Digital transformation is a chance to think further, to look beyond the familiar horizon. This expansion of the ERP horizon is SAP CEO Christian Klein’s vision. He is trying to motivate existing customers, partners and his own employees to rethink ERP – perhaps even to reinvent it. His role models? None other than the five SAP founders.
From today’s perspective, it may seem almost trivial what SAP founders Dietmar Hopp, Hasso Plattner, Claus Wellenreuther, Klaus Tschira and Hans-Werner Hector achieved some 50 years ago: a database as a single point of truth, combined with a few application modules and the ability to drill down from any situation to the original document (later, in R/3, this worked with just several mouse clicks). At the time, however, it was revolutionary.
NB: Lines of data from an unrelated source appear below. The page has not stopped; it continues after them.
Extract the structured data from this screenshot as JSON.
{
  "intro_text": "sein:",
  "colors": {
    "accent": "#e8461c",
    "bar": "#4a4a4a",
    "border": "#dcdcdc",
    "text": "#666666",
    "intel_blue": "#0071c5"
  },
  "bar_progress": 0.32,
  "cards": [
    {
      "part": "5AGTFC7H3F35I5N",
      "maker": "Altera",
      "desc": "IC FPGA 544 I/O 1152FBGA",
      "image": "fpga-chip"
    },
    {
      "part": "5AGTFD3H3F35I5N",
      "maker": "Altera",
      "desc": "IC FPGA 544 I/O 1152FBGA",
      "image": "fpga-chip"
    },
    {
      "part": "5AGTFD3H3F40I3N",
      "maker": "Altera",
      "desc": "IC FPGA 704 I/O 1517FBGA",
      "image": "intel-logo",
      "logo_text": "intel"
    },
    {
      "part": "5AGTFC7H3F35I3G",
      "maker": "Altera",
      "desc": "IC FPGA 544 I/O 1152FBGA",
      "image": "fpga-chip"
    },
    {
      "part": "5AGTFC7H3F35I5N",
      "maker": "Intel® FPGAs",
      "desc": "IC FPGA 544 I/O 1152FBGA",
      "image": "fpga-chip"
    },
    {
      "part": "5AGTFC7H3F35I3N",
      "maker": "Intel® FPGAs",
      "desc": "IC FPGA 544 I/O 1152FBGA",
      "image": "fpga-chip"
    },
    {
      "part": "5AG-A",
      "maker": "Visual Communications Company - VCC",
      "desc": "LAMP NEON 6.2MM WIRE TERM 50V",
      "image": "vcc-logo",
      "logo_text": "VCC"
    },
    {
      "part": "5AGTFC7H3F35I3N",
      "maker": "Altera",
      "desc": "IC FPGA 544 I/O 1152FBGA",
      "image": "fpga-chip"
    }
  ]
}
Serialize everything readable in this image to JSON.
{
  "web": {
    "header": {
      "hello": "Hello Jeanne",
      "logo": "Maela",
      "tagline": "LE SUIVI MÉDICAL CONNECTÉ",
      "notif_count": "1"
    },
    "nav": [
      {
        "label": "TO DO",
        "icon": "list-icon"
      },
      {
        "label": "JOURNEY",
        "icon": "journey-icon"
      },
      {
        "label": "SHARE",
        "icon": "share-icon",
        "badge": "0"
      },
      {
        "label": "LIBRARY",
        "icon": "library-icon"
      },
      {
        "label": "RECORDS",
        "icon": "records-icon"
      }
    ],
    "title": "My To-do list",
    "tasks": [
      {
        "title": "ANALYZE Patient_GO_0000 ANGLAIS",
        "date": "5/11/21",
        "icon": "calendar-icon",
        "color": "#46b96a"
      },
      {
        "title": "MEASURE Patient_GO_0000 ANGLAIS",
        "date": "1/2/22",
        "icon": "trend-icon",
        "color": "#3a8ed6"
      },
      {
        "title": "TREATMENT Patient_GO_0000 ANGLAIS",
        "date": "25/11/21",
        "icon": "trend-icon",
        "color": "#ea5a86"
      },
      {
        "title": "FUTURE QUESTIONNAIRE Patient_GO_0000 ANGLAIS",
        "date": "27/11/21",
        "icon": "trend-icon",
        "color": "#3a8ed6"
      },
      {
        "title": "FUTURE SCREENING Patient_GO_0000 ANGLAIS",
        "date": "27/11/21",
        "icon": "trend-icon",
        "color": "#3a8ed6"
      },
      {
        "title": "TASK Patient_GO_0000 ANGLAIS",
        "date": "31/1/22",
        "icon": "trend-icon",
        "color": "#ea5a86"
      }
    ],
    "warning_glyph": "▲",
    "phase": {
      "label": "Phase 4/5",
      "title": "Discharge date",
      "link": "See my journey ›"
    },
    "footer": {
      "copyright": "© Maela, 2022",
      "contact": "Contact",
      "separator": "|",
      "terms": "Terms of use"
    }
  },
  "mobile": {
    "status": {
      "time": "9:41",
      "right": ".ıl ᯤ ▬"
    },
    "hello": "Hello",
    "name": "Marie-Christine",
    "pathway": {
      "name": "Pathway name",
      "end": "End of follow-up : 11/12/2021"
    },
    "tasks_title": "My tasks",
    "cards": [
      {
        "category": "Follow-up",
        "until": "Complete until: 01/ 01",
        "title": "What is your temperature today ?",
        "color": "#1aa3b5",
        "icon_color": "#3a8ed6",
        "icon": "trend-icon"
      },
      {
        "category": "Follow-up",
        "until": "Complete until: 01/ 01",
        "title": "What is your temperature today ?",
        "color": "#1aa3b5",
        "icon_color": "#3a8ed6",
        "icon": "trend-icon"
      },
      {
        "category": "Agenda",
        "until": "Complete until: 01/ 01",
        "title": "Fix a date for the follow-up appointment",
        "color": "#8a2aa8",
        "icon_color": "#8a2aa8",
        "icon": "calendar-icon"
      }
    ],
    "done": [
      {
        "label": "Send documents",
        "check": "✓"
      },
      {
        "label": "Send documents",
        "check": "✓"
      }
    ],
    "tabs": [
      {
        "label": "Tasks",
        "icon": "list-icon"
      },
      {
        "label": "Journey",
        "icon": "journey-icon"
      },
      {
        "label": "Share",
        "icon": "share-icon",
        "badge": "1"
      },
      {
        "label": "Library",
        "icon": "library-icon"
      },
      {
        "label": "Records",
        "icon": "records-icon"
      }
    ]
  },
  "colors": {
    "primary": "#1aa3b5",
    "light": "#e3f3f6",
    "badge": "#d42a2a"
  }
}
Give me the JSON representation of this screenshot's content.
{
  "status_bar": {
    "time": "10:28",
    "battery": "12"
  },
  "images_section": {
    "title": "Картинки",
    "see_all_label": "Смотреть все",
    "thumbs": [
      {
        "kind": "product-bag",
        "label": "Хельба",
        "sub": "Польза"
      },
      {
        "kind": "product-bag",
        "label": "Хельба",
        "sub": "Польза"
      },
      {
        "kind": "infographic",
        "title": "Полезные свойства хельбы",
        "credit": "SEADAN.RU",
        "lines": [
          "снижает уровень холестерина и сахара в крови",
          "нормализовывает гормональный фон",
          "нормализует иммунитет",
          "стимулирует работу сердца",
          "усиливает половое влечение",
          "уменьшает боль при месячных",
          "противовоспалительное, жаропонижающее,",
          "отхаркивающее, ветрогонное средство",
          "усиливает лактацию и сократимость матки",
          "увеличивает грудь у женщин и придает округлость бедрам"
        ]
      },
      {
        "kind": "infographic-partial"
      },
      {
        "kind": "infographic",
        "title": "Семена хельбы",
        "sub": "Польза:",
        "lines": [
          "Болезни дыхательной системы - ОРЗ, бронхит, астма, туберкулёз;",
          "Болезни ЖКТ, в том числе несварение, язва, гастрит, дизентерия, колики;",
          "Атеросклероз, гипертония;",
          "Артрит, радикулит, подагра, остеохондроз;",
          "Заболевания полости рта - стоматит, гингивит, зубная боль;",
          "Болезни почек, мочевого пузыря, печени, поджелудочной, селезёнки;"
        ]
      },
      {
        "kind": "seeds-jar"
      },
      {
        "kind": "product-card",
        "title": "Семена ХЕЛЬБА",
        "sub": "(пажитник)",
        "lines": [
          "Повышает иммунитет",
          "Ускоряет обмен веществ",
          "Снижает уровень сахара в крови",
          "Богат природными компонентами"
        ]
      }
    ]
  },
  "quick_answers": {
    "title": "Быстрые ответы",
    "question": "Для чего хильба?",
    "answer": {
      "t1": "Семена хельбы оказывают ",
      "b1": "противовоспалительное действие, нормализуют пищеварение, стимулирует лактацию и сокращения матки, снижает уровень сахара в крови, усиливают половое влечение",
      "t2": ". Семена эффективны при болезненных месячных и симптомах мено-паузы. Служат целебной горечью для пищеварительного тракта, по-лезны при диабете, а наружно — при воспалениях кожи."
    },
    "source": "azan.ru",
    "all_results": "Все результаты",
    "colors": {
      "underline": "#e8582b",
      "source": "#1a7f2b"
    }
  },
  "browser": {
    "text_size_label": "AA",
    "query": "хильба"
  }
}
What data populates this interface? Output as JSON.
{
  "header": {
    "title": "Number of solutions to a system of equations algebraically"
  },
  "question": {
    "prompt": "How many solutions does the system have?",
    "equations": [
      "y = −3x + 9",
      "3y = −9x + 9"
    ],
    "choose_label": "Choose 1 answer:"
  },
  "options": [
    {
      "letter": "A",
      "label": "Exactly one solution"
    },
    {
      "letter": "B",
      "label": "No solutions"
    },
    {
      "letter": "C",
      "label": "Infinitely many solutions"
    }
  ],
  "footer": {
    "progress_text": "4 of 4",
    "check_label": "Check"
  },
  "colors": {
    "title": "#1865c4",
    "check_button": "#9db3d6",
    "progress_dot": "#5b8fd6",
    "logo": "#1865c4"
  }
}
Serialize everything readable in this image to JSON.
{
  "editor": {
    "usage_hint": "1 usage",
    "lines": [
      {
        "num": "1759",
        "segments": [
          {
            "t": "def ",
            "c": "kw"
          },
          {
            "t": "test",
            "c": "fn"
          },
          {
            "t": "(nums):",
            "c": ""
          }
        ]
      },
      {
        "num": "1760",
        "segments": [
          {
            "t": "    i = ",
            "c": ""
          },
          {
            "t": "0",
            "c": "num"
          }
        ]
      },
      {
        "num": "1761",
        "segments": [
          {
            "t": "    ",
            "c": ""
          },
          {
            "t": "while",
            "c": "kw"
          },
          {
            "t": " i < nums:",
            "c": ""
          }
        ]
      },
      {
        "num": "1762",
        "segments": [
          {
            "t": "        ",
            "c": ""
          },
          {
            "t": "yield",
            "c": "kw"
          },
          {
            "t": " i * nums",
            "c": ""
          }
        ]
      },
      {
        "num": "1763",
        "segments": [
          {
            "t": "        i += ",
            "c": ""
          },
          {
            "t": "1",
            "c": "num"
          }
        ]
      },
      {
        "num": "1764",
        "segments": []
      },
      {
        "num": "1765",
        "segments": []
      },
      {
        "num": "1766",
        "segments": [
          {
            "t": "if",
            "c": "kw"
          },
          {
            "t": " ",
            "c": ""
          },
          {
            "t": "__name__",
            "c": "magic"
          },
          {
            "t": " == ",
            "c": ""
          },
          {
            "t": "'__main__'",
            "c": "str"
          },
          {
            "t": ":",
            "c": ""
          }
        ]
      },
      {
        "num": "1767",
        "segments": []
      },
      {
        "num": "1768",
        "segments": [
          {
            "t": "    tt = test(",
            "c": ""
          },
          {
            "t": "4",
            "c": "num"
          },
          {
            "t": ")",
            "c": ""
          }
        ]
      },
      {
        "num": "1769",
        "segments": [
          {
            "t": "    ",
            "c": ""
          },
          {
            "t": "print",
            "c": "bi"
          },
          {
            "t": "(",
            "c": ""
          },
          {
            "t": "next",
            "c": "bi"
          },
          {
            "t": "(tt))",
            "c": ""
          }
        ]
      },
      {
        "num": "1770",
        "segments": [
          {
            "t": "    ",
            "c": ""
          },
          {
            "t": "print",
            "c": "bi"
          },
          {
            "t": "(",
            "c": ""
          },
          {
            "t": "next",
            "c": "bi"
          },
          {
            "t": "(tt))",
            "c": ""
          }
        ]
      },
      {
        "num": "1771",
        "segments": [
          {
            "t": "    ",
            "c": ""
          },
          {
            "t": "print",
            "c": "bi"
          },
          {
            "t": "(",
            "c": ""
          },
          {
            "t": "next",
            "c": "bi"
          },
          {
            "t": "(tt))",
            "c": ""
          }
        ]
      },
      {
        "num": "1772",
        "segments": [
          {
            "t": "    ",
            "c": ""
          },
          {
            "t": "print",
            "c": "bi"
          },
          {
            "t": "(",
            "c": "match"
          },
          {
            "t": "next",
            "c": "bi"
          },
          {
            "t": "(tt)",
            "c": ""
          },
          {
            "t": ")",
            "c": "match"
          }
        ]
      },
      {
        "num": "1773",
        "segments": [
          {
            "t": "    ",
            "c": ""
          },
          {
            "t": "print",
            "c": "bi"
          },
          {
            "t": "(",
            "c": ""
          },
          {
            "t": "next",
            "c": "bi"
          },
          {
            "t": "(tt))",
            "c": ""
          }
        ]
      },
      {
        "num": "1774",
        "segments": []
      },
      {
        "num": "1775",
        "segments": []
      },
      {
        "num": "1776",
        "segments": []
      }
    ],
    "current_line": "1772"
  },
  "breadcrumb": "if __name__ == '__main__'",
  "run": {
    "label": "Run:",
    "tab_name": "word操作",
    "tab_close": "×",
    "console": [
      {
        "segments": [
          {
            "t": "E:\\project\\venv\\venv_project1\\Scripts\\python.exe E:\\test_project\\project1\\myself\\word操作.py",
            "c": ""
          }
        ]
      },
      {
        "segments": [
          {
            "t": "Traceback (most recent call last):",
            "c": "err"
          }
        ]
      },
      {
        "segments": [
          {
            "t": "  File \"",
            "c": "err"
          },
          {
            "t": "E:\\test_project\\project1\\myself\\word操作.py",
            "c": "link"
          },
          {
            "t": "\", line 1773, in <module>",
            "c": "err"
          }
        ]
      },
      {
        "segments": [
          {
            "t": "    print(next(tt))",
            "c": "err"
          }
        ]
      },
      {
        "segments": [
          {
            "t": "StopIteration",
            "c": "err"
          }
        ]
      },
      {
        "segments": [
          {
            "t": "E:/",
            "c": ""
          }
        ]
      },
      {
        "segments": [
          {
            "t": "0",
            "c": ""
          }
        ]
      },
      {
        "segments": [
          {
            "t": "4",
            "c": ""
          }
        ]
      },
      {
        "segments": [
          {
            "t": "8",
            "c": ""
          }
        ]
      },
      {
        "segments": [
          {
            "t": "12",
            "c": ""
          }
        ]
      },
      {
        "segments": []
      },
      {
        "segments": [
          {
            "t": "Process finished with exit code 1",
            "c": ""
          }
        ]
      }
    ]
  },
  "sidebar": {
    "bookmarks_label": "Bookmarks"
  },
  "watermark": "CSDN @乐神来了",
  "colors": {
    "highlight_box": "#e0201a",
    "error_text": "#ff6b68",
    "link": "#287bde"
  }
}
The prevailing opinion at the time was that org problems should be solved with hardware. This was also the reason why Dietmar Hopp and his colleagues left the global corporation IBM, where they had worked prior to founding SAP. IBM believed in the power of hardware while Hasso Plattner and his co-founders already saw that software was the future.
IBM continued to adhere to the mainframe paradigm for many years, while shortly after the founding of SAP, the most innovative ERP software in the world was created and is still being created today. Professor Henning Kagermann was the first SAP CEO after the founder generation who was able to take this innovative spirit of a standard business software even further.
Léo Apotheker and Bill McDermott saw their contribution to SAP in aggressive sales tactics and growing revenue. The brief intermezzo of dual leadership with Jim Hagemann Snabe and Bill McDermott was not able to change much about the commercial direction the ERP world market leader was heading in.
Breaking new ground
Christian Klein is now breaking new ground as head of SAP. He is very young compared to the average age of IT enterprise CEOs, but already has some life experience. He is also the one trying to steer SAP into a new direction, away from sales-oriented thinking and towards innovation and customer satisfaction.
No one before at SAP has defined and exemplified the term customer friendliness as comprehensively and sustainably as Christian Klein. It is no longer the egoistic striving to achieve an even better share price that is guiding SAP’s decisions, but the endeavor to guarantee a secure future with SAP software for existing customers.
Even though I often harp on the fact that listening to customers is not the same as acting on the gleaned insight, it is very impressive how the global ERP company was able to transform itself within just a few months. Now it is up to the SAP community to challenge SAP’s executive board members, because they should get the chance to prove that they aren’t only able to listen, but also able to deliver.